The school year is about to start. How disruptive will this new wave be?
Few children get terribly sick from COVID-19, though, like adults, some develop so-called long COVID, in which symptoms persist or new ones emerge. Experts such as Pekosz say it’s better to avoid infection to protect yourself and prevent transmission to vulnerable people.
In a letter to schools and day care centers, Maryland health and education officials recommended “routine prevention” and “layering” measures during an outbreak at school or a wave in the community. Those include masking, testing and increased ventilation. It said test kits will be given to school-based health centers and provided upon request for students to take home. The schools must report COVID-19 outbreaks to local health departments, which will make specific recommendations.
The response to outbreaks likely means sick students and staff go home but also could mean masking those infected or their contacts, increased hygiene practices and cleaning, canceling activities or moving them outside, and even suspension of in-person learning.
“These decisions will be made on a case by case basis in coordination with the local health department, the local education agency and child care licensing specialist as applicable,” says the letter, sent last month by Mohammed Choudhury, state superintendent of schools, and Dr. Nilesh Kalyanaraman, deputy secretary for public health services.
Specific policies have largely been left to local school systems, and it appears there will be something of an honor system for families — keep sick students home and test them for COVID-19 yourself.
No system is requiring anyone to mask, and none plans to routinely test students or staff, though some will stock tests for those who want them. Some plan to send home kits.

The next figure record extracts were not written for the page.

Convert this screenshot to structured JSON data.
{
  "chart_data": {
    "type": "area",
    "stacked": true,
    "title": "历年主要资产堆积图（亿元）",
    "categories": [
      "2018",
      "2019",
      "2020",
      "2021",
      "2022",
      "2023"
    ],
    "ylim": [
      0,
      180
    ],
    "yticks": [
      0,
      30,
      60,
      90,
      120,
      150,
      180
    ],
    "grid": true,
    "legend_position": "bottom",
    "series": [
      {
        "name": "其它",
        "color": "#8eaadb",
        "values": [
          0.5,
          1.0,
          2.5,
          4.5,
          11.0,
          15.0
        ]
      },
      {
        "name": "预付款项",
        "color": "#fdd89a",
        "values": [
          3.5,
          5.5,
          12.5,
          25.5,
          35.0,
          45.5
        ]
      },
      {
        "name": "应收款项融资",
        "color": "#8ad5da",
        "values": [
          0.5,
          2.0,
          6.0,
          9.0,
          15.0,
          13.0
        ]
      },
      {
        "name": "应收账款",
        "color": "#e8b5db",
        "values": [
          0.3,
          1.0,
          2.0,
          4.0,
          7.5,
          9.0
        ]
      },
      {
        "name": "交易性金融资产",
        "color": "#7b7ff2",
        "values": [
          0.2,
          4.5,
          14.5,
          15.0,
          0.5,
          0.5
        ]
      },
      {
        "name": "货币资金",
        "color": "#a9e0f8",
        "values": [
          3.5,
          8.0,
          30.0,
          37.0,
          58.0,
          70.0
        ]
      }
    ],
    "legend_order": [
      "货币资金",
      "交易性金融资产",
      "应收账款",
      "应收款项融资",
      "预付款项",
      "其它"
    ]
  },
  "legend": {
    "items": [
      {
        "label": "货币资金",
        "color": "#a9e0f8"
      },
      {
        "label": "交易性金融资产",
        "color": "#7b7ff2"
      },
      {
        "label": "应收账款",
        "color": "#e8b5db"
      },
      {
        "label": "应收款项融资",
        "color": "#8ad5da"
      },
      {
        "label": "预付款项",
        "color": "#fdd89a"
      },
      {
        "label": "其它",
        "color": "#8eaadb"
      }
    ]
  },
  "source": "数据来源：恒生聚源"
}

The systems aren’t saying at what point in an outbreak they’d send anyone home for COVID-19 or any condition, or when they’d let them back. Most pre-COVID policies ask students to remain home until their fever has been gone for a day and symptoms are resolving. Post COVID-19, the advice has been stay home for five days past the onset of symptoms and mask for 10 days.
Baltimore City school officials, for example, said they will address COVID-19 and other outbreaks on a case-by-case basis. They plan to quickly deploy advice from health officials and other experts, including those from the Johns Hopkins University, said André Riley, a schools spokesman.
Most counties and Baltimore also are holding COVID-19 and back-to-school clinics at schools or through their health departments, and flu clinics are expected in the fall.